My parents had a Kodak EK6 instant camera when I was in high school. Kodak's instant film had color that blew away anything Polaroid had to offer, which is probably why they sued Kodak and abruptly put them out of the instant film/camera business. I came across some photos in a drawer that I took with the camera almost 30 years ago and amazingly enough, the color looks just about as good as the day they were shot. No perceptible fading. On the other hand, Polaroid SX70 photos from the same time frame are horribly faded.


2:07 AM  
Blogger Spontanik said...

I agree with Sonnar! A beautiful peace of ugliness :)
How about the new Sony DSC-R1 with flipped up screen? pretty terrible too....

2:21 AM  
Anonymous Anonymous said...

I think the 1976 Minolta XK motor beats the 7000 out for pure industrial ugly.

Though the 7000 with a "Program Back Super 70" attached brings it to a whole different level. Owned one of those myself.

But don't you think functionality should play a part in rating how ugly a camera is? Part of the problem with the 7000, or the Pentax SFX, is how difficult these cameras were to use.

Tiny inset buttons, oddly placed controls, switches here and there - these cameras were the first steps away from the peak of pre-af funtionality that was achieved in cameraa like the Olympus OM series, Nikon's FM/FE, and other clean, reliable, functionally designed cameras?

There's been some great cameras since then too, but the 1980s, and especially the 7000, marked a major change in approach to camera design.

2:25 AM  
Blogger hugo solo said...

Esta diseñada como un "panzer",pero para tanques los alemanes eran unos genios,pero esta cämara originalmente esta hecha para proteger a fotógrafos vertcalmente disminuidos.

2:25 AM  
Blogger Steve said...

I think the Minolta is more ugly than the R8, but sleek the R8 definately is not. I read an article by Erwin Puts regarding the design and development of the R8 and he really played up the effort that Leica put into ergonomics when designing the R8. When I got a chance to handle one I found it amusing that never have I held a camera that felt so wrong in the hand.

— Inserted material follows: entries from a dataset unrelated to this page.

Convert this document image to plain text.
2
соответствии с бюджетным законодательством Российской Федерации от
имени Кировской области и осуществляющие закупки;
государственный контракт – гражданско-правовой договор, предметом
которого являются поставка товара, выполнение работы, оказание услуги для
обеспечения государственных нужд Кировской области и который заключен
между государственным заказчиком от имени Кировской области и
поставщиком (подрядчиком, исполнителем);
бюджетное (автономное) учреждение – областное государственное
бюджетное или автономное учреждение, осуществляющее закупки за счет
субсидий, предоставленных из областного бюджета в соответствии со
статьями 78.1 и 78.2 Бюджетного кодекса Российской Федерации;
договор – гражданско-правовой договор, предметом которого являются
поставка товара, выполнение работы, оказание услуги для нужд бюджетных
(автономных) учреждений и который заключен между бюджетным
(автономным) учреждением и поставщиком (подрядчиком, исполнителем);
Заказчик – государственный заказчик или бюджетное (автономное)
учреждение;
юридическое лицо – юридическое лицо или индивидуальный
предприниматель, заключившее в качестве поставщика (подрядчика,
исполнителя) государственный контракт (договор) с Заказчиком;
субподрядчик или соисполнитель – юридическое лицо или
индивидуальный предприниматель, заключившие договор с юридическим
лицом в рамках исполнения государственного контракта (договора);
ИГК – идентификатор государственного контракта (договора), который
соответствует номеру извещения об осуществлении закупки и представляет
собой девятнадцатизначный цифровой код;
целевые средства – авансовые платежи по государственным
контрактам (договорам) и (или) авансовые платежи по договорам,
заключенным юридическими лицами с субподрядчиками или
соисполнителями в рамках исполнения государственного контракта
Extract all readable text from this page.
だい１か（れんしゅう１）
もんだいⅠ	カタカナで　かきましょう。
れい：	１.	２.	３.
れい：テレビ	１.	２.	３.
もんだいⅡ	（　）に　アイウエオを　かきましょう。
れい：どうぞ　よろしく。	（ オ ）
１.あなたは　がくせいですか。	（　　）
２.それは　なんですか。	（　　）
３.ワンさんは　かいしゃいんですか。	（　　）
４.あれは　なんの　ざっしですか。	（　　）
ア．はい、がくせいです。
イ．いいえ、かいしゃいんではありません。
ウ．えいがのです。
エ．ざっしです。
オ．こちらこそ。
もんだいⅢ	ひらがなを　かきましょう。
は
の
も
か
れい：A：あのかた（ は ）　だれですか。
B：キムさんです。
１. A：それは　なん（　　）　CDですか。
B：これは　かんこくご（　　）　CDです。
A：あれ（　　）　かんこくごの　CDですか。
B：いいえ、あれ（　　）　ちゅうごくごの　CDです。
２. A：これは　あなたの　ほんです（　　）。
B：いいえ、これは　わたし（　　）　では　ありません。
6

Probably just my hands.

2:57 AM  
Blogger Mike Johnston said...

To the anonymous who nominated the Minolta XK Motor, I agree. I have vivid memories of students helplessly appealing to me with their Minolta 7000s because they just couldn't get the hang of how to operate them comfortably. I had to learn to use one just to be able to teach them, and it taught me a dislike for that particular design, and that trend in design, that lasted for years.

I also agree with what Steve says of the R8. It doesn't feel ergonomic to me at all. Of course, that's not really a fair criticism, coming from me at least, because I never really learned how to handle one. Think of how many people first handle an M Leica and think it's awkward and uncomfortable. That first impressions can be mistaken in this regard is something I have to concede.

Thanks for all the great comments!



7:33 AM  
Anonymous Anonymous said...

As a photo retailer in that time frame, the introduction of the 7000 was a bellweather of sorts. The 7000 along with its siblings the 5000 and 9000 were the start of the 'golden era' in photo retailing. (Also Canons, Nikons, Pentax. etc.) These cameras and others brought an easier way to photograph to the masses. This huge influx of new photographers kept many photo stores in business over the next decade. Many of them also installed the new 'instant' photolabs of the time. All in all a great timeframe for photo retailers. All kicked off by one ugly camera body.

8:27 AM  
Anonymous Anonymous said...

I think the digital era has spawned a few bizzarre contraptions such as the awkward Kodak DC40 and of course any Olympus that has a name which uses a letter e and a number 3 (ie, E-300, E-330). Strangely the E-1 and the E-500 are among the more handsome DSLR designs.

7:46 PM  
Anonymous Anonymous said...

Well...does it matter if its ugly?

Ive always found the R8 to be a surprisingly comfortable camera to use. Its not nearly as heavy as it looks (a canon 1D is way heavier) and ergonomically its quite comfortable....

Does it matter if its not going to win a Miss America contest? Cameras are tools, afterall, and I care most for the user experience and reliability, and then for the pure, I dont think its ugly. Its no worse than a F4 or a F5 were.